Evil because it was simply an act of hatred. In some situations, killing an evil person can be a positive thing, but in this case he had no knowledge of Adam's evil doings
limping off tour cause i made more off my second leg do it big, i get on and have a heart attack, lol
'Good' and 'evil' are in the mind of the beholder. As OP said, if you're in Teller City you're going to extol killing Adam as a good deed. If you're one of Adams' crew, you're going to label it evil, cold-blooded murder. And so on... so, we have many variations and perspectives upon the ethnical standing of the deed. From this, is it possible to give any kind of universal judgement? Once again, depends on how you weight it. If you are of the belief that murder is ALWAYS evil and is intrinsically an evil deed (no matter who commits it), then you'll surely declare that the murder of Adam was evil because murder is an evil deed - Adams' history of evildoing is irrelevant, because killing him violates the golden rule (Thou shall not kill!). If you're like me, you'd probably look at it like this - Adam killed far more people than the old man, who killed Adam and that was all. However, his deed was in cold blood, and that's a bad thing - for a killing to ever be 'justified', it must be a vicarious act of love (killing someone to prevent them killing others - an act of love towards the 'others'), not an act of pure hated commited purely for the sake of it and not with the intention of helping anyone at all. So, even though the old man has only killed one person (a murderer who had killed many other people), the killing itself was 'wrong', and was 'evil' according to my definition - but the consequences of this 'evil' deed, I would argue, are 'good'. Teller City is far safer and the Bastards are non-operational, both of which are 'good' outcomes for the huge majority of people - of course, this is a bad outcome for the Bastards, but if one group has to be happy at the expense of the other it's far better that the larger, non-violent, non-'evil' group are happy than the smaller, 'evil' group. Why? Many reasons, all of them probably obvious. So! It's an 'evil' act with a 'good' outcome, sorta like a somewhat abstract situational representation of that phrase 'You've got to be cruel to be kind'. That's my 2 cents on the issue...

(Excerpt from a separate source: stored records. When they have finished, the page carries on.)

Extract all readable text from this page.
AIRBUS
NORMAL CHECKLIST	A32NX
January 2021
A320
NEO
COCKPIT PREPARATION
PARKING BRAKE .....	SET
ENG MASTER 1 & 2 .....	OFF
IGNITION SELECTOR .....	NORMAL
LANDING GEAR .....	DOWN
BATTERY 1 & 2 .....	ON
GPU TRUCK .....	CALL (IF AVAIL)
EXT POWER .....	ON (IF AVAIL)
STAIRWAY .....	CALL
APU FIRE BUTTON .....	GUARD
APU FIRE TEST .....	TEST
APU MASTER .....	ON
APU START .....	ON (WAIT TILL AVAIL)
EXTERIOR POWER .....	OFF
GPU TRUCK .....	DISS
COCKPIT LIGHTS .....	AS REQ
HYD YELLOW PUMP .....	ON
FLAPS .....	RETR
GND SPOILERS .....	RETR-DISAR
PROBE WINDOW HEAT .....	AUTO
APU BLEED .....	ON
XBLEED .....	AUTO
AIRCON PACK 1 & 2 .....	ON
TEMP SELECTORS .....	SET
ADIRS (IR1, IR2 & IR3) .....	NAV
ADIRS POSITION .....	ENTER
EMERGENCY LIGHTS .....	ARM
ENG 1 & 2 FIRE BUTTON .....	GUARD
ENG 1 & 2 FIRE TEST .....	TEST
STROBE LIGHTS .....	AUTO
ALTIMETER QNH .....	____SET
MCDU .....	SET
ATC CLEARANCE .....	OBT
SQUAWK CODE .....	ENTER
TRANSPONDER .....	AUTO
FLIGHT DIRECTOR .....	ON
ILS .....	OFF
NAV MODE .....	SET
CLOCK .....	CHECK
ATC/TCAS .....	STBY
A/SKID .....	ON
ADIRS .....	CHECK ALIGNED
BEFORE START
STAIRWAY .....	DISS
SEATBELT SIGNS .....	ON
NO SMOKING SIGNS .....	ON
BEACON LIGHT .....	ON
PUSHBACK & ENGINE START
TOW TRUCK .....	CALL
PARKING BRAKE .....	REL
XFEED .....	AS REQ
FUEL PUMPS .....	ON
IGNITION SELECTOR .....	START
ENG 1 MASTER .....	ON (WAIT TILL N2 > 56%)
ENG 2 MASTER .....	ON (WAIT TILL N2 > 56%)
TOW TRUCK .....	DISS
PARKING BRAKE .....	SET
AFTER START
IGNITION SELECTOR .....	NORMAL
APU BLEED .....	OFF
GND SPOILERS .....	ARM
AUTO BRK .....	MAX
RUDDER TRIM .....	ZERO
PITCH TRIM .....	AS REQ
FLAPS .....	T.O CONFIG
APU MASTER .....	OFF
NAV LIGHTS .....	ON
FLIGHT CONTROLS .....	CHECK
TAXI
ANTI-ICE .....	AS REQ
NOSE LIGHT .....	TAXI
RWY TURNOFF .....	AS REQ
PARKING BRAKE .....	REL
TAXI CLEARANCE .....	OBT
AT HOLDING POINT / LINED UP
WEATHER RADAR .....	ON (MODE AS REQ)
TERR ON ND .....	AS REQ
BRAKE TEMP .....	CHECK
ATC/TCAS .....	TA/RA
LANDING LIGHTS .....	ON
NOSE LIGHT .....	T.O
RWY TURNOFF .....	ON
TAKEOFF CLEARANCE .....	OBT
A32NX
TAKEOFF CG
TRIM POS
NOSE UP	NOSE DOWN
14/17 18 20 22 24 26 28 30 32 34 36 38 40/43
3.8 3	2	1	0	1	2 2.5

I agree, but I think if he found out afterward that he did something good, he would have retained good karma.
So if the murderer knew of Adam's crimes then it wouldn't have been "evil," right?? So this tells me that the act of murder is not necessarily evil, but the intention behind it is. Let me use this another way, then: I cure a man of aids, but I only cured him because I wanted him to suffer more throughout his life. I guess it makes sense?? Nice post. It made a ton of sense all around. If I read it correctly, you're trying to say it's all perspective, right?? And that good&evil is defined circumstantially. Man, this is confusing Not your post, just this idea in general. Wow, we just go further down into the hole!! Then we involve karma. All these posts are great, but something tells me this: nothing means nothing until you make it something. Nothing is defined in any form or fashion, just a potential of it. To me it seems that it's possible to never do good or evil as long as you keep on redefining or justifying an evil or good deed. It's like this: I think you're bad but he thinks you're good. They think your good, but everyone else thinks you're bad. It's like you can never do anything bad or good as long as there is someone else to throw a different spin on it. You know what I mean??
Evil is a 3 legged dog condemning itself for not having 4. Good is a 3 legged dog proud of his tri-set and draws uniqueness from that fact
Thats just the inception let the thought build and consider why one 3 legged dog is good and one 3 legged is evil
if 1 man has to die to bring world peace, i say theres someone willing to sacrifice, is your question?